The high school regular baseball season begins this week and in some parts of the state there is still traces of snow on the ground.

Hard to believe isn’t it, but in my run back and forth between here and there this weekend I saw patches of snow on the ground and, in and around the white stuff, they’re playing baseball.

At no time of the year does a sport symbolize the changing of the season more than baseball. You hear the crack of the bat – or in today’s age, the “Ping!” of aluminum – and regardless what the thermometer says, you start to feel warm.

The girls are ready to start this week as well, and if you haven’t sat through a girls softball game, you are missing a real treat and an interesting variation of Abner Doubleday’s original concept.

I sat through a week of baseball last week at the Lowcountry Preseason Invitational and I’m still having a hard time getting my arms around the high school rule here allowing middle school aged athletes to play varsity sports.

I saw an eighth grader catching in Kyle Garrick and despite having the build of a 14-year old, the kid caught a good game. He’s got a good arm. He can play.

On the softball side, Chelsea Napier begins her third season of varsity play and she’s just a sophomore.

I like the ruling and wish it had been in place back in my day.

In 1973 I was the first freshman to play a varsity sport (baseball) at my high school since before World War II and you would have thought I had asked to bring a keg of beer to school there was such an uproar from the school’s administration. My coach wanted me to play as he’d seen me pitch. The athletic director said I was ruining 60 years of tradition and making a mockery of the game. My principal, who coincidentally was the athletic director’s older brother, said I could play, just as long as I didn’t miss any Driver’s Ed classes.

There were times when I’d do my Driver’s Ed in my baseball uniform. I’d drive around town for a half an hour, let myself out at the outfield gate to the baseball stadium and sprint to the bullpen to warm up for that afternoon’s game.

I was named the Opening Day starter, a huge move back then, and I think a conspiratorial decision by the school administration to prove a point and put me in my place so to speak.

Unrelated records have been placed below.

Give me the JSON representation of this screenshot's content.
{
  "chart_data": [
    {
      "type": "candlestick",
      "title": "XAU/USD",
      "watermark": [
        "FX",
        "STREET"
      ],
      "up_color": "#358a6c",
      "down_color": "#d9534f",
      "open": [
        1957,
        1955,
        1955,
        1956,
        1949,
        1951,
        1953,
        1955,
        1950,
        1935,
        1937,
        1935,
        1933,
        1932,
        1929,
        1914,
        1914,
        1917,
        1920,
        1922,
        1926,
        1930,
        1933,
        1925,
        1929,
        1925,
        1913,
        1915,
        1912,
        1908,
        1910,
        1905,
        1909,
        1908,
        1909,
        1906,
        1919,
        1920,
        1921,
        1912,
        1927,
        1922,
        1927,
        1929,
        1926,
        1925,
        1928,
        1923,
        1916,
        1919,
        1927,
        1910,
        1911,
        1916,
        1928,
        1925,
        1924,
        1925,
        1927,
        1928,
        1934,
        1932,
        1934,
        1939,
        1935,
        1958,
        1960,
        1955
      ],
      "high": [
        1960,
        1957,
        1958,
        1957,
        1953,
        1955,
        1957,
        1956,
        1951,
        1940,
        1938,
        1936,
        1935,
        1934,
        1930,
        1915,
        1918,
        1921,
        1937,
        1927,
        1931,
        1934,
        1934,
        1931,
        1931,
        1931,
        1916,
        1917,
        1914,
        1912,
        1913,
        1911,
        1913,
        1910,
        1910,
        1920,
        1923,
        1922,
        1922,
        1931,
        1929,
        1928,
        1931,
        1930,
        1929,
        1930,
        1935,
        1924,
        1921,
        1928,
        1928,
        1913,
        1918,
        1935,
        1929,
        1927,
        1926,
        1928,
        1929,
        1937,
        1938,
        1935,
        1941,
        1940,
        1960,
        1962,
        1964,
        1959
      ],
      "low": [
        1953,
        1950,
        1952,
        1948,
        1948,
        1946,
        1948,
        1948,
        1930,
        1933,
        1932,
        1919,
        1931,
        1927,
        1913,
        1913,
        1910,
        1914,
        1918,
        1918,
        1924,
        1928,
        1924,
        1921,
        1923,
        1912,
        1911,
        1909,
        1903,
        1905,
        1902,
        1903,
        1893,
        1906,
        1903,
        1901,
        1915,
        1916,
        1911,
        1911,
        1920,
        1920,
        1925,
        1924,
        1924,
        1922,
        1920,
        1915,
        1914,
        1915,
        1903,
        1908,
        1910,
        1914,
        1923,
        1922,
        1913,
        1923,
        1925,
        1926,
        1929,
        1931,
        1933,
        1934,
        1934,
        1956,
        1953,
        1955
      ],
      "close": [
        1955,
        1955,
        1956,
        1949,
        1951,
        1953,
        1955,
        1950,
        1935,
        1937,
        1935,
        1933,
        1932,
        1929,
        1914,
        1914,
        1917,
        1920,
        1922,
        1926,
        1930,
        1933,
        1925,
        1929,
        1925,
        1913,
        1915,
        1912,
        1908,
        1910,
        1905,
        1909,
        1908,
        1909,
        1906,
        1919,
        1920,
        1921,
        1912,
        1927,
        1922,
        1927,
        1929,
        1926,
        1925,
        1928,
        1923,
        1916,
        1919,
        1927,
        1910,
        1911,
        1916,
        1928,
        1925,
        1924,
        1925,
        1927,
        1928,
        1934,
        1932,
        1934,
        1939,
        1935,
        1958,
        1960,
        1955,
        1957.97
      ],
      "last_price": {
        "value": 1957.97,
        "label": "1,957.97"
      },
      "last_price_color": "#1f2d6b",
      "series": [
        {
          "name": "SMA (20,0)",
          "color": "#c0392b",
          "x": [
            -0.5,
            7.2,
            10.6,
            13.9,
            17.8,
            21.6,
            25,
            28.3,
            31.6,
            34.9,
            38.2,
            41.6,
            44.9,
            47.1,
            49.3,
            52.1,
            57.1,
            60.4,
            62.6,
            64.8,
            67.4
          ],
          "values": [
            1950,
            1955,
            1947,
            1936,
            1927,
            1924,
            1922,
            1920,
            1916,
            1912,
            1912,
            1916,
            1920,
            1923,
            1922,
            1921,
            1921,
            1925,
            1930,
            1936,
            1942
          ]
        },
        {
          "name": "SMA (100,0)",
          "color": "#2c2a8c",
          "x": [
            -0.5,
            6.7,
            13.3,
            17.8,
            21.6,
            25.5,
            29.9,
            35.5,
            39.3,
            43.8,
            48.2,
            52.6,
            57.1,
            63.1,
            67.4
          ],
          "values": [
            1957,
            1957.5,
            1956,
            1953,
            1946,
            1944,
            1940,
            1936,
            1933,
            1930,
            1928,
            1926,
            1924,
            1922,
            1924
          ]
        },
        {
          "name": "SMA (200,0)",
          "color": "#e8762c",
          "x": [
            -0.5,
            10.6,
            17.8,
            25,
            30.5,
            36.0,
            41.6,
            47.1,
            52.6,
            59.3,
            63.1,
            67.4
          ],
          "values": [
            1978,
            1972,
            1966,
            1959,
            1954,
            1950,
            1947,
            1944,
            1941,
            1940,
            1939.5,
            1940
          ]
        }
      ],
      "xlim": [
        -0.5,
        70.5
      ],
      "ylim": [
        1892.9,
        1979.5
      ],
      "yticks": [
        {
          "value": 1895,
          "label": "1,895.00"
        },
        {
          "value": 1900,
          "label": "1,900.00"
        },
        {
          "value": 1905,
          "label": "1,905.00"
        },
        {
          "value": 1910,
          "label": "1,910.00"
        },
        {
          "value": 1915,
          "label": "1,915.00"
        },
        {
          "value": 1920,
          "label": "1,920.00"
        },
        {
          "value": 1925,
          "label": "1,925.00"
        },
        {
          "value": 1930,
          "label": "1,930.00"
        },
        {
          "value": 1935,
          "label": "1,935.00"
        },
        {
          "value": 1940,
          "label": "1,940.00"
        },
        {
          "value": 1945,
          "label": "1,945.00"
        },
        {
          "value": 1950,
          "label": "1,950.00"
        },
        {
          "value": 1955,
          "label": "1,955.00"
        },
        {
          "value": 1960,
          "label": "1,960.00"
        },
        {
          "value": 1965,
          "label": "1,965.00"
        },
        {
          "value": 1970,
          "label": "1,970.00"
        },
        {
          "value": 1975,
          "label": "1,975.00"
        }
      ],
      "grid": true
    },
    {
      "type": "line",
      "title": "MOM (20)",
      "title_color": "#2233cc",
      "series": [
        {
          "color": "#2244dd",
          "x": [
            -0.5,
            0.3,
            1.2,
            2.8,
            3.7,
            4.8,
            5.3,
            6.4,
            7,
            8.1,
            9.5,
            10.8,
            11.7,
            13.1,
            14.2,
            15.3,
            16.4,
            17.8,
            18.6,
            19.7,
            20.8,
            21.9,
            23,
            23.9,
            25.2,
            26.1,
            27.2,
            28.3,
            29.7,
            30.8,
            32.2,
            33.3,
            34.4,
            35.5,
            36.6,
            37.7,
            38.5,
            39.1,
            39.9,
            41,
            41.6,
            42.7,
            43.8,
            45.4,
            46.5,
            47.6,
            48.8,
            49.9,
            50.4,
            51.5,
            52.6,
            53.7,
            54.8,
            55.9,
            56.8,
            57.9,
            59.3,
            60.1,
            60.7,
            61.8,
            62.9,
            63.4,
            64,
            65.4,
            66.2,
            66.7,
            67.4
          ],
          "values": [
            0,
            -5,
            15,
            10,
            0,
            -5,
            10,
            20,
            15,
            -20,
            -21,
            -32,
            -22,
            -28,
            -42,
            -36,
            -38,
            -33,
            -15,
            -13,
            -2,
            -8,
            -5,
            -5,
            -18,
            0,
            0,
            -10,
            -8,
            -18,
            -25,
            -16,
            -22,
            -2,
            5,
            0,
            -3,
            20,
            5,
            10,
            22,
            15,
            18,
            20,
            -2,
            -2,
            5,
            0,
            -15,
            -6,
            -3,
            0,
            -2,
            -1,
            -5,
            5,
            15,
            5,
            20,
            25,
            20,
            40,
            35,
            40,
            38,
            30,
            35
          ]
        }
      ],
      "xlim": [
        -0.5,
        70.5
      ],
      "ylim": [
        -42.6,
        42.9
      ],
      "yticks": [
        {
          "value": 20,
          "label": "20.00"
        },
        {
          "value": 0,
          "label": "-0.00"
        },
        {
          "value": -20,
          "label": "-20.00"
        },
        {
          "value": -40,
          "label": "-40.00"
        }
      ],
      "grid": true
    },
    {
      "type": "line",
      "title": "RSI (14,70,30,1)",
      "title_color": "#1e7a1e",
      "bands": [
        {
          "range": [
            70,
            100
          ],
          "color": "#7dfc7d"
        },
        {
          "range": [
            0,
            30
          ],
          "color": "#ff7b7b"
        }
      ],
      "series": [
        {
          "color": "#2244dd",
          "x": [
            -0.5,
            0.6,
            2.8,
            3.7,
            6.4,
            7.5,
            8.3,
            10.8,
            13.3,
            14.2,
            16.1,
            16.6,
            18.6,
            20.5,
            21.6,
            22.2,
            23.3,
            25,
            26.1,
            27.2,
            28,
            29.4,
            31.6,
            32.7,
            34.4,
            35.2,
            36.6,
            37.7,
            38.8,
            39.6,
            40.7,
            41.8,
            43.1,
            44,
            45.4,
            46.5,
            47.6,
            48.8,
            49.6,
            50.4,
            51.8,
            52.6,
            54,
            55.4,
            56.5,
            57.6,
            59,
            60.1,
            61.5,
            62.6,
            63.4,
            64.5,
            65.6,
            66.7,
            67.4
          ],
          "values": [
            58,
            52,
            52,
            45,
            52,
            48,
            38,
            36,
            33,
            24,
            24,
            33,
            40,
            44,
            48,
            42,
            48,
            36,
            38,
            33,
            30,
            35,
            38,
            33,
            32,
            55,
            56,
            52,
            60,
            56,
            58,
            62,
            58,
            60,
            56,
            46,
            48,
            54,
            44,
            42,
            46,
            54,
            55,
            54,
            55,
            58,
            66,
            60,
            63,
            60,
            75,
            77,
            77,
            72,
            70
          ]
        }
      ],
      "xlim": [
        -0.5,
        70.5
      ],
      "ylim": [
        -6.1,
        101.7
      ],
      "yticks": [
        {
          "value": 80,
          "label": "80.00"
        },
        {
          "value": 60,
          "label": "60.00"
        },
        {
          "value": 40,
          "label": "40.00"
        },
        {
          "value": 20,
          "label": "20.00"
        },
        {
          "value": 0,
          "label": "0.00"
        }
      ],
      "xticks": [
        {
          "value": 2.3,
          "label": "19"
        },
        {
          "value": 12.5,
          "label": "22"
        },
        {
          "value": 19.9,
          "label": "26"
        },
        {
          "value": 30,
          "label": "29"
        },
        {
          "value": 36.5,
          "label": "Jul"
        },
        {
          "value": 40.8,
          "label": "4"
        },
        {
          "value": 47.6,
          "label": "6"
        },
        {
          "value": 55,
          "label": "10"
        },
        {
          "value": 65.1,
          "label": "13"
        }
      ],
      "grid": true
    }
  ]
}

I was to pitch against the defending regional champs and the current fourth ranked team in the state. I shut them out 5-0. Pro and college scouts were there to watch.

It would have been fun to pitch as an eighth grader, too. My take is, if you can play, then play.

Another observation from this week: I need a Big Man’s Chair. I have routine when it comes to watching high school baseball. I like to sit in my chair behind home plate where I can have a complete view of the diamond. I bring peanuts, something to drink, camera and scorebook. I hunker down in my chair, crack some peanuts and absorb the game.

Without my Big Man’s Chair, my Feng Shui is thrown out of kilter. I lost my Big Man’s Chair of a dozen years last fall on a beach in Pensacola, Fl. I’m having trouble finding a new one.

It begins this week for real. Starting last night, the games count.

Now if I can just find me a good Big Man’s Chair, I’m set.